Another small detail that can make a difference in how everything works together is "coupling".  When you pluck or strum your guitar the strings are set into motion and that vibrating mechanical energy is transmitted through the saddle, to the bridge and to the top.  The top vibrates and this moves the air inside the guitar body which exits the sound hole and is picked up by our ears as sound.  Now...the bottom edge of the saddle should fit perfectly to the bottom of the saddle slot to efficiently transmit this energy.  It's always something I check when installing a pickup element in the saddle slot.  Every time an instrument comes to me for a saddle replacement I always make it a point to flatten the bottom of the slot and fit the new saddle perfectly to the slot.  This way each string is ensured it's energy isn't lost by small gaps between the saddle and the wood.

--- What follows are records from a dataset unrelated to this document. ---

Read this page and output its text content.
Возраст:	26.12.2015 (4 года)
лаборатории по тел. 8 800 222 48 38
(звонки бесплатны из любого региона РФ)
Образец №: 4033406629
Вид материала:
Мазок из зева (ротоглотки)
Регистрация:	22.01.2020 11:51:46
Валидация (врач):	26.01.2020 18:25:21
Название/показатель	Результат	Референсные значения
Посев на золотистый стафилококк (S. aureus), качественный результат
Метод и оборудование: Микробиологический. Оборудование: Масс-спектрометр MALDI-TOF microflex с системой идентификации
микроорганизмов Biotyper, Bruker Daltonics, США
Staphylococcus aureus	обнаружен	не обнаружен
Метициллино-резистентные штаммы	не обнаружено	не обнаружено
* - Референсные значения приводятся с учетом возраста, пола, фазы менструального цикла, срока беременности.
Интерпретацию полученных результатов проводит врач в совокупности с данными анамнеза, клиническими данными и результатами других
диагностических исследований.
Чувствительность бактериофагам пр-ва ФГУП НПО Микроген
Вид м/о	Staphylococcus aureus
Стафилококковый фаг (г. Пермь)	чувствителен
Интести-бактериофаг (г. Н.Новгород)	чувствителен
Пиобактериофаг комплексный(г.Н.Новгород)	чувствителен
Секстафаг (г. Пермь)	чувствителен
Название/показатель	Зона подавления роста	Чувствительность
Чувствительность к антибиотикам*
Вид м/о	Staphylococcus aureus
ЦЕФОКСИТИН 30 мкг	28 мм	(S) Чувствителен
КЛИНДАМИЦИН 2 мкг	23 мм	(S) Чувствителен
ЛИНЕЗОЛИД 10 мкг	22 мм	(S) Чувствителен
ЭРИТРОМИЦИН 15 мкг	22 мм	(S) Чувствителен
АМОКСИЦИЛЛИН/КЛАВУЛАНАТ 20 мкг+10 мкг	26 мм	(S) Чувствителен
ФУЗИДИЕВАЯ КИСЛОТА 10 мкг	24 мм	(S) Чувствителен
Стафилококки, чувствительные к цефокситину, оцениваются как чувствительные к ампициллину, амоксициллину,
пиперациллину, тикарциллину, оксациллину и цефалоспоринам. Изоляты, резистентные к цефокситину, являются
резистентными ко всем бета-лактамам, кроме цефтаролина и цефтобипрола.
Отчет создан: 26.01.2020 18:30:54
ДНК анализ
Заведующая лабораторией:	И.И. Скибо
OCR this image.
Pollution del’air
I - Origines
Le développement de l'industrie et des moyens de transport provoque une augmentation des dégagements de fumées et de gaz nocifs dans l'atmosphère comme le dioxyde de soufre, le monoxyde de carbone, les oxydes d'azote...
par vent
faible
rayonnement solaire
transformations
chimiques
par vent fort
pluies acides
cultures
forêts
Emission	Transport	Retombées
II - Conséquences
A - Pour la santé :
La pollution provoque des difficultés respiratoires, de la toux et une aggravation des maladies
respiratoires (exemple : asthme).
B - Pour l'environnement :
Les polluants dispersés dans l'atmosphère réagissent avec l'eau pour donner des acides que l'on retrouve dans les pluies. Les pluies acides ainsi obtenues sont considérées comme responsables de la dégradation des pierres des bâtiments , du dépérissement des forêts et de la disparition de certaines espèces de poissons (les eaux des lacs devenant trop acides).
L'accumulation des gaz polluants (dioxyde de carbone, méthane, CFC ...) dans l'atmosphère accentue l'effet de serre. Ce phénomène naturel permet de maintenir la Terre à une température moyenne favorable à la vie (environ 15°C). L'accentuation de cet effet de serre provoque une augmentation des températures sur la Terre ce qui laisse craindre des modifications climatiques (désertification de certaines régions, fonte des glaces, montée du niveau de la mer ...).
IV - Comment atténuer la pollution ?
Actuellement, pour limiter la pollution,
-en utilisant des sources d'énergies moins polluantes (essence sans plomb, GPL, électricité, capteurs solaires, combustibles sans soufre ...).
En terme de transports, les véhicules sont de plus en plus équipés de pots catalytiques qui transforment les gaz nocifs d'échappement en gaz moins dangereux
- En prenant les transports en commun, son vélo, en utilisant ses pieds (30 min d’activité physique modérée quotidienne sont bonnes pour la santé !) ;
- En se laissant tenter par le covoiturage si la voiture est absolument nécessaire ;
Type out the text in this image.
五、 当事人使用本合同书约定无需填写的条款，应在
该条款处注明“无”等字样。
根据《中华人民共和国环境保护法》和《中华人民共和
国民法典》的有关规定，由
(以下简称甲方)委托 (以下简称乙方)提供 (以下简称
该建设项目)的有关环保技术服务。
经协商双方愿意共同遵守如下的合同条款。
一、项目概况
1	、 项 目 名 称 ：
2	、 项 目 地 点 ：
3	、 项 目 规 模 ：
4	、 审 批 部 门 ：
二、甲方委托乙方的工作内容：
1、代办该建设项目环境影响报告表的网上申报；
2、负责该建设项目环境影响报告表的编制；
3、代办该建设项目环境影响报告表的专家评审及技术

The might be the wrong time to bring this up but the physical location of the saddle in relation to the neck is critical.  I bring this up last because I assume the vast majority of the instruments will be right but not all instruments will have this right.  If the saddle is slightly too far forward (towards the neck) or too far back (away from the neck) the guitar will not play in tune.  It is not the hardest repair in the world but at the same time the process is no easy task.  Essentially wood is fit the same way a new saddle would be but then it's glued in place.  I've simplified this for to save time but it's a job for a luthier to be sure.